Iron Man 2’s Monaco Grand Prix scene is equally impressive, showcasing not only the Onkyo’s muscularity but also its consummate control, which stops the scene’s brutal effects from straining or sounding harsh at high volumes. So as a result, the roaring, raspy engines of the F1 cars sound ferocious, sliced-up cars hit the ground with a convincingly solid metallic crash and effects are masterfully steered around the expansive soundstage. Onkyo’s sound is smoother and easier on the ear than previous generations, and that’s in evidence once again, but not at the expense of dynamism or attack.
It also shows great subtlety when conveying calmer scenes with lots of delicate detail or gentle ambience in the background. It easily teases out these sounds, giving the impression of depth and texture that makes it wonderfully immersive.
With music, a little more finesse wouldn’t go amiss just to tease out those some of those finer musical details with demanding material, but unless you’re a staunch audiophile you’re unlikely to be disappointed by the Onkyo’s handling of SACD and CDs. There’s a lovely sense of balance across the frequency range, while the inherent smoothness and warmth shines through, even when using it without a subwoofer.
We didn’t think it was possible for Onkyo to improve on the superb TX-SR608 but incredibly it has. Everything we loved about last year’s model can be found on the TX-NR609 but mixed in with a bunch of new features that feel like so much more than mere gimmickry – network functionality is enormously useful, and there’s real longevity and value in having Spotify on board.

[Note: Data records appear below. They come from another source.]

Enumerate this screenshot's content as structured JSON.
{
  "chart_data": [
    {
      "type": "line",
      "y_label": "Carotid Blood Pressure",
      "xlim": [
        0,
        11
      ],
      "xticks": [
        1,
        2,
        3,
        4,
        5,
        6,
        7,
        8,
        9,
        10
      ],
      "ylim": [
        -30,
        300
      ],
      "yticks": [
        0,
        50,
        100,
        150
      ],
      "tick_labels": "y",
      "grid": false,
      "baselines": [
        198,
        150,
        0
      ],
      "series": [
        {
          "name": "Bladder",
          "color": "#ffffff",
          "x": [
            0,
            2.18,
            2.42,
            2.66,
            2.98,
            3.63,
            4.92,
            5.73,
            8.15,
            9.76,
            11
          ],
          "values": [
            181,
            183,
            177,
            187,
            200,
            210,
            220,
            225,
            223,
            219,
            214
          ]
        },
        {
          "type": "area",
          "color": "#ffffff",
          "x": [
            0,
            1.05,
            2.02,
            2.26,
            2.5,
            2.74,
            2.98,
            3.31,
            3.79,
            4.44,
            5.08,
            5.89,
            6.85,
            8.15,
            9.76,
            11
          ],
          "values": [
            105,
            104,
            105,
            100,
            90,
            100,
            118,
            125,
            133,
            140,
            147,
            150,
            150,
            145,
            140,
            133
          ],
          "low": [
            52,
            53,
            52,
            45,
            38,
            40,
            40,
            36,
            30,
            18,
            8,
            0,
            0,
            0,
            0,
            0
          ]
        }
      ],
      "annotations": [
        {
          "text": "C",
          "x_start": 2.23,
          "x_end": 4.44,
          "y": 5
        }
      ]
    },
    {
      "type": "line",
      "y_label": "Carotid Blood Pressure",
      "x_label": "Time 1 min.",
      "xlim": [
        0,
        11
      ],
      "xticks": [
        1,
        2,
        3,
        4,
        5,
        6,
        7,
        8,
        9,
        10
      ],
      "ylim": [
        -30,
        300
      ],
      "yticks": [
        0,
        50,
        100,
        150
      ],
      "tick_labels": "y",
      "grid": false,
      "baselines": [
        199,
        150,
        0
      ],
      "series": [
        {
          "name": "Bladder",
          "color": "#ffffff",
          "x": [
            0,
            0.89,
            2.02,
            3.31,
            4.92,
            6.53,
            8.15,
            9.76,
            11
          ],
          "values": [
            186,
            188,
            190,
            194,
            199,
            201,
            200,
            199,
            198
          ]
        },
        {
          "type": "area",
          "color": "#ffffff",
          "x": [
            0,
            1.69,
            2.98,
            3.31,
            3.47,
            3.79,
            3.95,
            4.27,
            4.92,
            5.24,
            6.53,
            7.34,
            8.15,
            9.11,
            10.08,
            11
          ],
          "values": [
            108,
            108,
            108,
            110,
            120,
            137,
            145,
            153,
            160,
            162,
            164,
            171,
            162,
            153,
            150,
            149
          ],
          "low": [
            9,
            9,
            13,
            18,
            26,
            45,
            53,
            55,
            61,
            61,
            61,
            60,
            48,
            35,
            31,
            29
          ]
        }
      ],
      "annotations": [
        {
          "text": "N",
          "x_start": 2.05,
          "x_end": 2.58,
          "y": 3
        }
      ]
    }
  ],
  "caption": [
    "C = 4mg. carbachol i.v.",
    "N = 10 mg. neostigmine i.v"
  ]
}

And don’t forget that it’s THX Select2 Plus certified, supports iPods, plays a wide range of audio formats from USB devices and offers loads of connections and processing modes – not to mention automatic setup, terrific onscreen menus and 3840 x 2160 upscaling, which may not be useful now but might be when 4K TVs inevitably become the norm. With this sort of spec sheet you’d expect it to cost a lot more, so at around £500 the TX-NR609 feels like a real bargain.